In 2016, the Toronto National Post published a column that could have been written about British Columbia except Postmedia’s west coast papers are little engaged in journalism:
…The province [of Ontario] signed long-term contracts with a handful of lucky firms, guaranteeing them 13.5 cents per kWh … Obviously, if the wholesale price is around 2.5 cents, …someone has to kick in 11 cents to make up the difference…
Just to make the story more exquisitely painful, if the HOEP [Hourly Ontario Electricity Price] goes down further, for instance through technological innovation, power rates …go up to cover the losses.
Ontario’s policy disaster goes many layers further. If people conserve power and demand drops, …if everyone tries to save money by cutting usage, the price will just increase… Nor do Ontarians benefit through exports. …Ontario often ends up exporting surplus power at a loss.
…Electricity is cheaper to make than it’s been for a generation, yet Ontarians are paying more than ever…
I’ve been writing similar information about British Columbia for a few years but it is not a subject the local corporate press is willing to cover. Here, interests of the business coalition party rank higher than the public interest.

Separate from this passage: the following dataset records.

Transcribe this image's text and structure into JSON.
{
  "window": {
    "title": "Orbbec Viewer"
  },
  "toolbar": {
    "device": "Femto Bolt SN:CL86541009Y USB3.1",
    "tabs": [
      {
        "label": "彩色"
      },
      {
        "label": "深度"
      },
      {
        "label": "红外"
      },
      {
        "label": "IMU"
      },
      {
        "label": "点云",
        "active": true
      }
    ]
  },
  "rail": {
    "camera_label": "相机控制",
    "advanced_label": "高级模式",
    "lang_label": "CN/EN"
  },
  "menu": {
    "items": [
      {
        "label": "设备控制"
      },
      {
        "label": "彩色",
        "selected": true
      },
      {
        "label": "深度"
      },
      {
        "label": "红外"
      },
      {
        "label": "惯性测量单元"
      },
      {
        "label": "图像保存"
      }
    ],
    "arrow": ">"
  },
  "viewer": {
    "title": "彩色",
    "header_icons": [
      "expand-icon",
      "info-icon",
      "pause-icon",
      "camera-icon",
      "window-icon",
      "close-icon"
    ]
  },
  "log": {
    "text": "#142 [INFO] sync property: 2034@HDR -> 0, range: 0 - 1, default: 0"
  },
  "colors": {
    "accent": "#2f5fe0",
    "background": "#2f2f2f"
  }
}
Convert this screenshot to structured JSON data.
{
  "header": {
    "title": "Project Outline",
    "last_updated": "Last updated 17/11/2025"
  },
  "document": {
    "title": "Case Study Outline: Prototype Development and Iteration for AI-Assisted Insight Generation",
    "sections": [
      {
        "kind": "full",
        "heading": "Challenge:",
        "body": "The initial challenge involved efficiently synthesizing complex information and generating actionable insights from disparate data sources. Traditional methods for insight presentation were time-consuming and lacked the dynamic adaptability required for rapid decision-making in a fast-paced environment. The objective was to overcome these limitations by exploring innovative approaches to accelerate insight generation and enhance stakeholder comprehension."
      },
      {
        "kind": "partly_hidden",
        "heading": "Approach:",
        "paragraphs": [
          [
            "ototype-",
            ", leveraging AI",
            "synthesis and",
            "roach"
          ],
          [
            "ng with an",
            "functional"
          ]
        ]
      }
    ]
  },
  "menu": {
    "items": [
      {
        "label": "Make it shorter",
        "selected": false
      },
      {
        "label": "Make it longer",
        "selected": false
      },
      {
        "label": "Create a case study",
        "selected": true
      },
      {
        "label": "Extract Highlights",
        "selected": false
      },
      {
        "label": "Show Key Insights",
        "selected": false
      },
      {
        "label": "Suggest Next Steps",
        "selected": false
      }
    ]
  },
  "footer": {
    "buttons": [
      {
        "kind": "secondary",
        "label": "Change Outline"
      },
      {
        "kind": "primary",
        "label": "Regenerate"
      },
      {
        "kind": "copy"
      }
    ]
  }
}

Strategies at play in both provinces are similar. Politically connected individuals took advantage of citizens’ desire for clean, renewable energy and the Liberals wrote contracts with “lucky firms” that bore no relationship to market prices and guaranteed massive private profits and ensured all financial risks were carried by the public. The contracts in British Columbia last as long as sixty years and involve prices that are now as much as 5x market value. In addition, the contracts have annual inflation escalators.
Across the continent, demand for power has not grown over the last decade, largely through technological efficiencies. Actual reductions could be realized by applying improved technologies more broadly but that route is not desired by utilities with surplus electricity to sell.
In British Columbia, we are compounding difficulties. Steadily rising purchases of private power add to surpluses and government is rushing to move the Site C dam past “the point of no return” and downplaying programs of conservation.
John Horgan, the man who should now be Premier, has a plan much different – and more affordable – than the one BC Liberals now pursue. It has four major elements, two of which aim at conservation, two of which aim at new supply:
- Retrofit public buildings,
- Retrofit homes and businesses,
- Maximize existing hydroelectric dams,
- Invest in clean energy.
Instead of delivering billions of dollars to a handful of political insiders and friends, PowerBC will ensure financial benefits to citizens and employers.
This is just one of the programs delayed by Premier Clark’s refusal to resign.